Q. Will Sun’s cloud platform look like Amazon’s EC2?
A. At some level it will look similar to EC2 but it will feature higher level services. EC2 is mostly raw storage, raw compute power. Ours will also provide higher level facilities. For example the new version of OpenOffice understand the concept of cloud storage, so you can start to store a tree of documents to the cloud, instead of on your own storage arrays.
Q. Do you still think that services oriented architecture (SOA) is the right way to approach software development?
A. I think of SOA the philosophy as like oxygen: you consume it every day, and your life depends on it, but you don’t think about it every day. Object oriented [OO] programming is SOA. SOA is OO in the large, and it’s a very sensible way to design systems. But I’m also a big fan of functional programming [a programming paradigm that emphasizes the application of functions, in contrast with the imperative programming style that emphasizes changes in state]. It’s an interesting set of ideas many developers find hard to use.
A big question remains how you get teams with different skills to contribute equally. Engineering teams aren’t just engineers any more – you find there’s one engineer and the rest went to art school. The waterfall approach [a sequential approach in which progress is seen as flowing steadily downwards through phases such as conception, analysis, design through to construction, testing and maintenance] is really lousy because it means the artists throw it over the wall to the developers.
Q. Do you think agile is the right approach then?
A. Agile as a philosophy solves a lot of problems but the problem can be a lack of tools support. Standard tooling often forces a waterfall model, and frankly waterfall is hideous.
Q. Java is now fully open source. Do you still feel that you have a role in guiding its direction?
A. That activity is now in a steady state. It’s like, there are rocks over that way, and over that way there is coolness. I try and influence things in the right direction, but there’s such a large community of people that nobody could control it. If anybody tried it would ruin it all.
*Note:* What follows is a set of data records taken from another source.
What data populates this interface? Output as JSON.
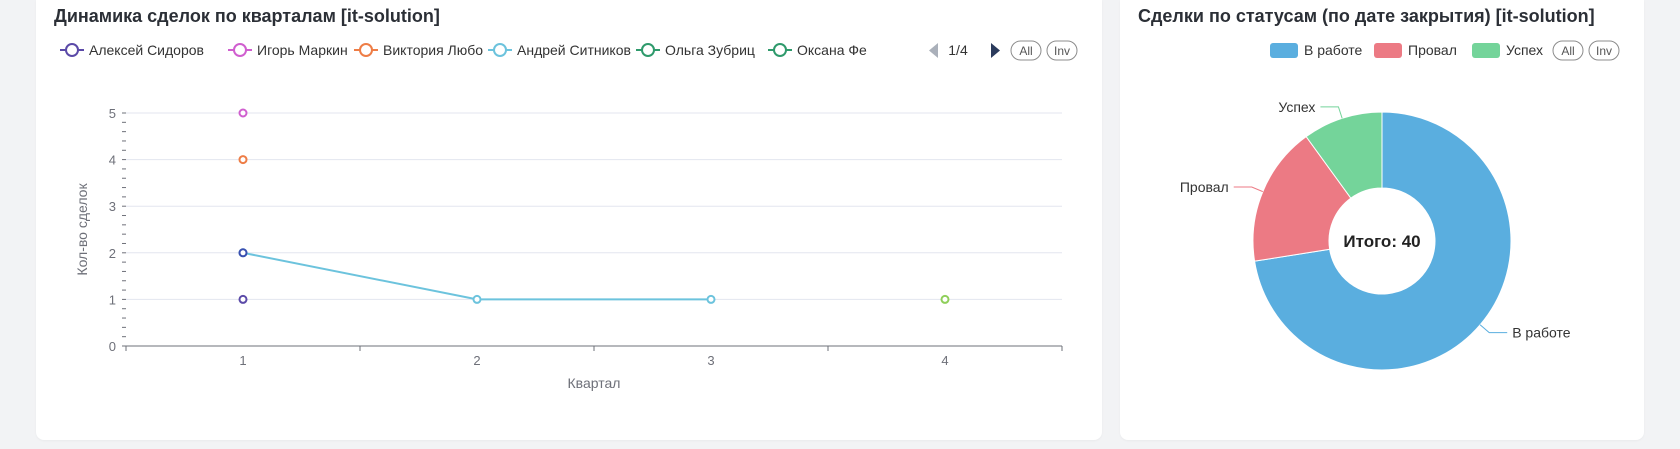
{
  "left_card": {
    "title": "Динамика сделок по кварталам [it-solution]",
    "legend": {
      "items": [
        {
          "label": "Алексей Сидоров",
          "color": "#5b4aa8"
        },
        {
          "label": "Игорь Маркин",
          "color": "#d05fcf"
        },
        {
          "label": "Виктория Любо",
          "color": "#ee7d46"
        },
        {
          "label": "Андрей Ситников",
          "color": "#6cc3dd"
        },
        {
          "label": "Ольга Зубриц",
          "color": "#2f9a6c"
        },
        {
          "label": "Оксана Фе",
          "color": "#2f9a6c"
        }
      ],
      "page_indicator": "1/4",
      "all_label": "All",
      "inv_label": "Inv"
    }
  },
  "right_card": {
    "title": "Сделки по статусам (по дате закрытия) [it-solution]",
    "legend": {
      "items": [
        {
          "label": "В работе",
          "color": "#5aaedf"
        },
        {
          "label": "Провал",
          "color": "#ec7a84"
        },
        {
          "label": "Успех",
          "color": "#74d49a"
        }
      ],
      "all_label": "All",
      "inv_label": "Inv"
    },
    "center_label": "Итого: 40"
  },
  "chart_data": [
    {
      "type": "line",
      "title": "Динамика сделок по кварталам [it-solution]",
      "xlabel": "Квартал",
      "ylabel": "Кол-во сделок",
      "categories": [
        "1",
        "2",
        "3",
        "4"
      ],
      "ylim": [
        0,
        5
      ],
      "yticks": [
        "0",
        "1",
        "2",
        "3",
        "4",
        "5"
      ],
      "grid": true,
      "legend_position": "top",
      "series": [
        {
          "name": "Алексей Сидоров",
          "color": "#5b4aa8",
          "values": [
            1,
            null,
            null,
            null
          ]
        },
        {
          "name": "Игорь Маркин",
          "color": "#d05fcf",
          "values": [
            5,
            null,
            null,
            null
          ]
        },
        {
          "name": "Виктория Любо",
          "color": "#ee7d46",
          "values": [
            4,
            null,
            null,
            null
          ]
        },
        {
          "name": "Андрей Ситников",
          "color": "#6cc3dd",
          "values": [
            2,
            1,
            1,
            null
          ]
        },
        {
          "name": "Ольга Зубриц",
          "color": "#2f9a6c",
          "values": [
            null,
            null,
            null,
            null
          ]
        },
        {
          "name": "Оксана Фе",
          "color": "#2f9a6c",
          "values": [
            null,
            null,
            null,
            null
          ]
        },
        {
          "name": "",
          "color": "#3a4fb0",
          "values": [
            2,
            null,
            null,
            null
          ]
        },
        {
          "name": "",
          "color": "#8fcf5a",
          "values": [
            null,
            null,
            null,
            1
          ]
        }
      ]
    },
    {
      "type": "pie",
      "title": "Сделки по статусам (по дате закрытия) [it-solution]",
      "donut": true,
      "total_label": "Итого: 40",
      "legend_position": "top-right",
      "slices": [
        {
          "label": "В работе",
          "value": 29,
          "color": "#5aaedf"
        },
        {
          "label": "Провал",
          "value": 7,
          "color": "#ec7a84"
        },
        {
          "label": "Успех",
          "value": 4,
          "color": "#74d49a"
        }
      ]
    }
  ]
}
Q. Since the speculation about a possible IBM acquisition, Sun’s CEO [Jonathan Schwartz] has come in for a great deal of scrutiny and from some quarters, criticism. From where you are standing, is he still the right person to lead Sun?
A. Jonathan is a hoot. I’m a big fan. It’s really been great working with him. If you look at his resume you’ll see he was a math major – he can really be quite analytical. It’s always awkward if the engineers want to do analytical thinking and senior management just wants to pick up Six Sigma and shoot. Jonathan can talk engineering or he can talk management.